The government accuses it of applying for patents based on guesses.
That response is laid out in a submission filed with a NAFTA panel, made public this week, which seeks to rebut multiple claims in a suit from drug-maker Eli Lilly (NYSE:LLY).
The company sued after Canadian courts struck down its exclusive right to produce two drugs. It has claimed Canada's patent protections are unpredictable, and weaker than the international norm. That complaint has been echoed by the U.S. government, resulting in Canada being placed on an intellectual-property watchlist.
But the Canadian government attacked those claims in a 178-page response.
It disputed the legitimacy of Eli Lilly's own patents. It accused the company of a scattershot practice — blast away with patent applications in every direction, and claim whatever gets hit.

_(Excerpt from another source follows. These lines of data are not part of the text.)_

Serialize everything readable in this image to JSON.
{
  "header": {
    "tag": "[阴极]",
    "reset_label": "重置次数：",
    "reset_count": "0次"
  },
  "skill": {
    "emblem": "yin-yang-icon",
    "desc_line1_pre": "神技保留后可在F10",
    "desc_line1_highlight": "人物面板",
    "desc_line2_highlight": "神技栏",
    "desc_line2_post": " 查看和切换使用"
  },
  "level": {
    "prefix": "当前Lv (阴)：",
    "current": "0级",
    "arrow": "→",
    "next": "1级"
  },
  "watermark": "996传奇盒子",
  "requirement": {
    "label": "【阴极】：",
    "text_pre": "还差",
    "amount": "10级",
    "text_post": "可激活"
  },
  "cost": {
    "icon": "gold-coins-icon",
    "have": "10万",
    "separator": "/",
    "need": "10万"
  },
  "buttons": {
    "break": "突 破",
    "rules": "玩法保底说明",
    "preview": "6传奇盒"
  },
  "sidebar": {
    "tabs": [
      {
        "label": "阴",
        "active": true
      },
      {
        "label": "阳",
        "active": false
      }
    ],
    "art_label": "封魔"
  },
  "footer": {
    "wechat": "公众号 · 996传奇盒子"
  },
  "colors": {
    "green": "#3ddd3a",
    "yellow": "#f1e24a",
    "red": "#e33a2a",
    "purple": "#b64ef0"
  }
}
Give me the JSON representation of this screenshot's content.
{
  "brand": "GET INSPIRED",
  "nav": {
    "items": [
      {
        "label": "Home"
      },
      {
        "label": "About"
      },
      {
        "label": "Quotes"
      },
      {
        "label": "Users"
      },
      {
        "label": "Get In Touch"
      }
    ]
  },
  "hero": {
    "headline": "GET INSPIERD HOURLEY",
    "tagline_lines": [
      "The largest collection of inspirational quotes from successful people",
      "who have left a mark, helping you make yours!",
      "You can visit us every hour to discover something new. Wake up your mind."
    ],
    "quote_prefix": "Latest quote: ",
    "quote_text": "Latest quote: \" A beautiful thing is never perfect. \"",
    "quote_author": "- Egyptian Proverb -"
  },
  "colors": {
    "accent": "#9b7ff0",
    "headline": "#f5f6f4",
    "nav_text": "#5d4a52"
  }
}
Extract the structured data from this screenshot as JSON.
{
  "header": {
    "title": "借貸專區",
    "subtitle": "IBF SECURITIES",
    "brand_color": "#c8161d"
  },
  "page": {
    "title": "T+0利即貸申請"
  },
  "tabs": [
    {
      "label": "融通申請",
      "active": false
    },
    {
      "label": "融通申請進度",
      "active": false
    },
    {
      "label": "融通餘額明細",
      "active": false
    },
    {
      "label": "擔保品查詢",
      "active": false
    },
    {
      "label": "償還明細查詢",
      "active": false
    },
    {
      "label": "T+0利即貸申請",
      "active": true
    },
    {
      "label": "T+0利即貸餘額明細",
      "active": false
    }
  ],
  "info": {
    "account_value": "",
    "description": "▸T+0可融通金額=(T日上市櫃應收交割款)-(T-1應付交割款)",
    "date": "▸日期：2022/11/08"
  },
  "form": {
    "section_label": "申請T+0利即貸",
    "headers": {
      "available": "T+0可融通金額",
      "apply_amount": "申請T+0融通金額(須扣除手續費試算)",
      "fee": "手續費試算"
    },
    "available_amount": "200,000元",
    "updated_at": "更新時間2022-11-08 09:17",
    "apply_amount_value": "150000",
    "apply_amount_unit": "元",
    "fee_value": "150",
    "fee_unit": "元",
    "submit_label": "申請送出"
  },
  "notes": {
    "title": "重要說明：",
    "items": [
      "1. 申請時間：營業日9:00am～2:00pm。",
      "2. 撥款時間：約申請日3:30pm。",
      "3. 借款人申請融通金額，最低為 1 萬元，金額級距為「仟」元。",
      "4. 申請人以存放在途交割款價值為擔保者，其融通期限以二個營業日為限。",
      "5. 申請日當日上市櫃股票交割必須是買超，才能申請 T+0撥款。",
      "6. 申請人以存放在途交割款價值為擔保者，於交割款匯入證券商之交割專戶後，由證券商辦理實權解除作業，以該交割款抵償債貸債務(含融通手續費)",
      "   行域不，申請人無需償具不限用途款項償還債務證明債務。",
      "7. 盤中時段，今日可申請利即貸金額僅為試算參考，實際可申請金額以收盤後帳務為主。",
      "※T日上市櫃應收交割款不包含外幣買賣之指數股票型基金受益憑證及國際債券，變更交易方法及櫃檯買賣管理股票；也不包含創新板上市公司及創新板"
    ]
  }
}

"(The) claimant adopted a scattershot approach," said the document, filed Jan. 27.
"(It claimed) dozens of new uses of known and previously-patented compounds on the basis of little apparent evidence, only to abandon the vast majority of these applications."
It lists all the different patent claims made for the two drugs in question.
For the attention-deficit drug Atomoxetine, it said Eli Lilly had filed for 12 separate patents between 1992 and 2004 claiming it could treat: psoriasis, stuttering, incontinence, hot flashes, anxiety, learning disabilities, tic disorders and, finally, ADHD.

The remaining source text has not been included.